Winnie Parker, her first name suggestive of victory, is a classic casualty: Her husband, a TV celebrity, has dumped her for a young woman with perfect breasts (“Lacy said Jessica’s boobs were fake, but Winnie thought they were just fresh and unused”), and now she’s left to cope with the harrowing hells of raising a teenage daughter single-handedly. Lacy, the rebellious daughter, is experimenting with things Winnie would prefer her to stay away from. From nearby, someone is watching all this, biding his time like a coiled rattlesnake until striking—in this instance, by kidnapping Winnie for reasons that become darker as the story unfolds. Wagman (Spontaneous, 2000, etc.), a screenwriter and novelist, is perfectly at home along the tortuous freeways and hidden arroyos of L.A.; a bonus of her insightful character study is a tour of the strange world of reptile trading, with the villain of the piece keeping his house jungly hot for the benefit of an iguana and another very bad person who “masqueraded as a photographer” stripping the wild of skinks and chameleons, snakes and salamanders.
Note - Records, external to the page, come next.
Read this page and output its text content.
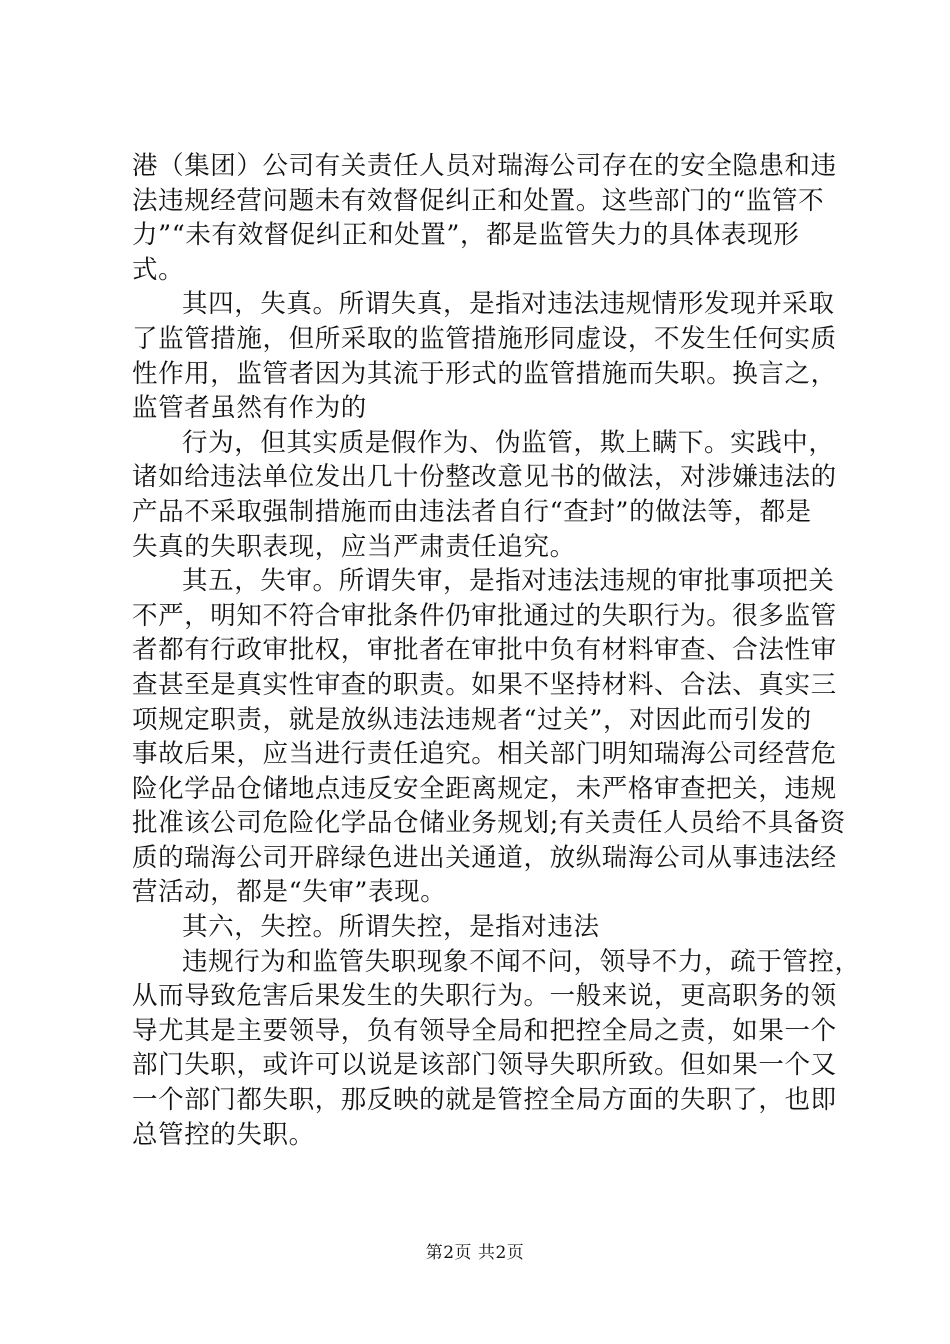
港（集团）公司有关责任人员对瑞海公司存在的安全隐患和违
法违规经营问题未有效督促纠正和处置。这些部门的“监管不
力”“未有效督促纠正和处置”，都是监管失力的具体表现形
式。
其四，失真。所谓失真，是指对违法违规情形发现并采取
了监管措施，但所采取的监管措施形同虚设，不发生任何实质
性作用，监管者因为其流于形式的监管措施而失职。换言之，
监管者虽然有作为的
行为，但其实质是假作为、伪监管，欺上瞒下。实践中，
诸如给违法单位发出几十份整改意见书的做法，对涉嫌违法的
产品不采取强制措施而由违法者自行“查封”的做法等，都是
失真的失职表现，应当严肃责任追究。
其五，失审。所谓失审，是指对违法违规的审批事项把关
不严，明知不符合审批条件仍审批通过的失职行为。很多监管
者都有行政审批权，审批者在审批中负有材料审查、合法性审
查甚至是真实性审查的职责。如果不坚持材料、合法、真实三
项规定职责，就是放纵违法违规者“过关”，对因此而引发的
事故后果，应当进行责任追究。相关部门明知瑞海公司经营危
险化学品仓储地点违反安全距离规定，未严格审查把关，违规
批准该公司危险化学品仓储业务规划;有关责任人员给不具备资
质的瑞海公司开辟绿色进出关通道，放纵瑞海公司从事违法经
营活动，都是“失审”表现。
其六，失控。所谓失控，是指对违法
违规行为和监管失职现象不闻不问，领导不力，疏于管控，
从而导致危害后果发生的失职行为。一般来说，更高职务的领
导尤其是主要领导，负有领导全局和把控全局之责，如果一个
部门失职，或许可以说是该部门领导失职所致。但如果一个又
一个部门都失职，那反映的就是管控全局方面的失职了，也即
总管控的失职。
第2页 共2页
The bad guys are as redneck as the protagonist of Susan Orlean’s The Orchid Thief but with nowhere near the manners, and it’s Winnie’s challenge to keep up with and stay ahead of them while remaining unraped and unkilled. In the end, what unfolds is a perfect plan gone awry—though, dreamed up by stupid people, the plan is of course nowhere near perfect, and therefore it goes just as sideways as it was foreordained to do. The atmosphere is as dense as the steamy, iguana-rich jungle of Oren’s dreams, with Wagman’s pacing sometimes slowing to a crawl, whereupon the impatient reader will have to resist the urge to jump ahead and get on with it.

The opportunities for cliché are endless, but Wagman avoids most of them. Matters of timing aside, a satisfying glimpse into a herpetological demimonde—and the weird households of sunny SoCal.